Saturday, April 30, 2016

Where moth and rust consume

That sounds like a conversation at my kitchen table!
That’s what she told me outside church after Mass the other day.  The roof repair estimators had arrived just as folks were leaving, stirring curiosity.  I explained that they were here to identify the sources of the leaks damaging the church ceiling.  The week before, the first assessor had walked about on the roof, but determined that information was needed from the “attic” -- the catwalk and crawlspace between ceiling and roof.  Access is possible only through the small square hatch above the head of the Sacred Heart statue over the main doors.    
Now I admit to being in a state of some agitation, as this seemingly simple effort had taken on pricey complexity.  The roof assessor called me a day or two later to inform me that a scissor-lift was required to reach that hatch, which apt but arcane piece of equipment must be rented at a price not less than $1000.  That’s right, folks, a cool grand, just for a look-see.  Now do you understand my agitation?
Fueled by indignation as I shared the full story with the insatiable onlookers, I pointed out that the roof to the church was fine -- fine! -- since it dates to 2003, quite young in roof-years.  Moreover, I had personally seen to the re-flashing of the seams and edges, and the re-sealing of the eyebrow vents, early in my tenure as Pastor, not later than 2008;  more recently, I had been veritably breathing down the neck of our gutter liners and downspout junctions.
As leaks persisted and plaster fell in chunks, evidence pointed to the eyebrow vents as culprits; but I was convinced that something else was wrong, because it could not possibly be anything so recently repaired.

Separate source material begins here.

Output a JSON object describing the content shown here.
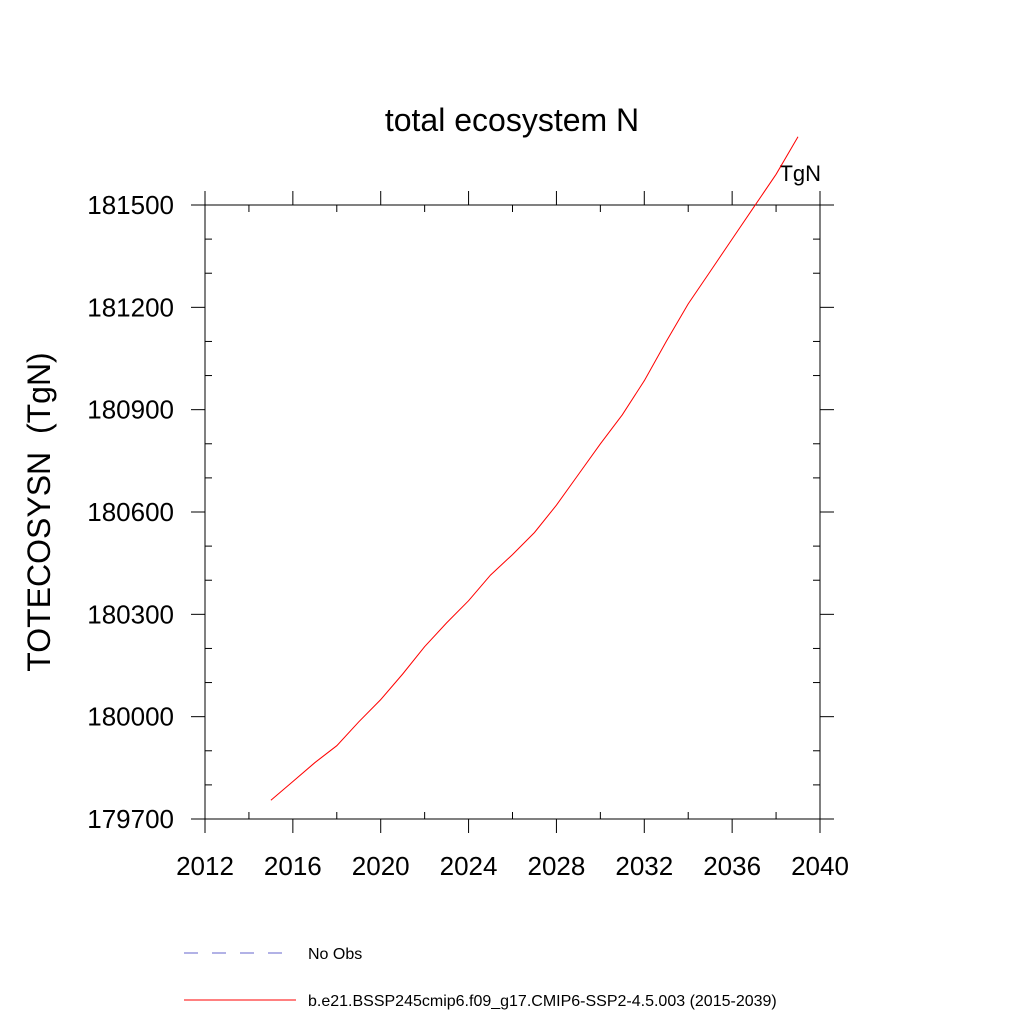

Don't you raise your eyebrows at me, young lady!
At this point I was forced to admit that after ten years as Pastor here, I have reached a point where I have fixed, patched, or replaced almost everything.  It seems only humblest reason to expect it all to work, doesn’t it?  But no!  Some things insist on breaking again, sometimes in the same way, and sometimes in new and creative ways.   Which leads to my cri de coeur: didn’t I just fix that?
That’s when she said: That sounds like a conversation at my kitchen table!  She explained that her family, too, has been in their home for long enough that their seemingly “brand-new” appliances fail, and “recent” repairs and restorations crumble.  The only remedy for the anguish and confusion is to retrieve the receipt, often brittle and yellowed, revealing the purchase or work might not be so recent as the inverted telescope of memory shows.  It’s a rear-view that should come with a warning in reverse of the one on your car:  objects in mirror may be further away than they seem.
So yes, folks, I am at that stage as “householder” where the paper trail tells a startling tale of years gone by, and original sin working its ways on the material world in rust, decay, and failure.  All things bright and beautiful eventually break and need repair.  Alas.  Does this sound like a conversation at your kitchen table?
Later that day of the conversation, the assessment unfolded a happier tale that not all is turned to dust quite yet.  The culprits are indeed likely the eyebrow vents, not the whole roof, and not the parts we resealed so recently, but underlying caulk in joints untended since Stricker strode the parish.  This too can be repaired.  We’ll need to keep after those gutter liners too, of course, most pressingly the expansion joints. 
But the really good news came when the roofers told me they had grown so impatient waiting for the hours-delayed scissor lift that they found they could access the hatch by combining two ladders they had on their truck, so they cancelled the rental and the $1000 expense.
And that’s just the sort of happy news that I hope you, too, get to include sometime soon in a conversation at your kitchen table.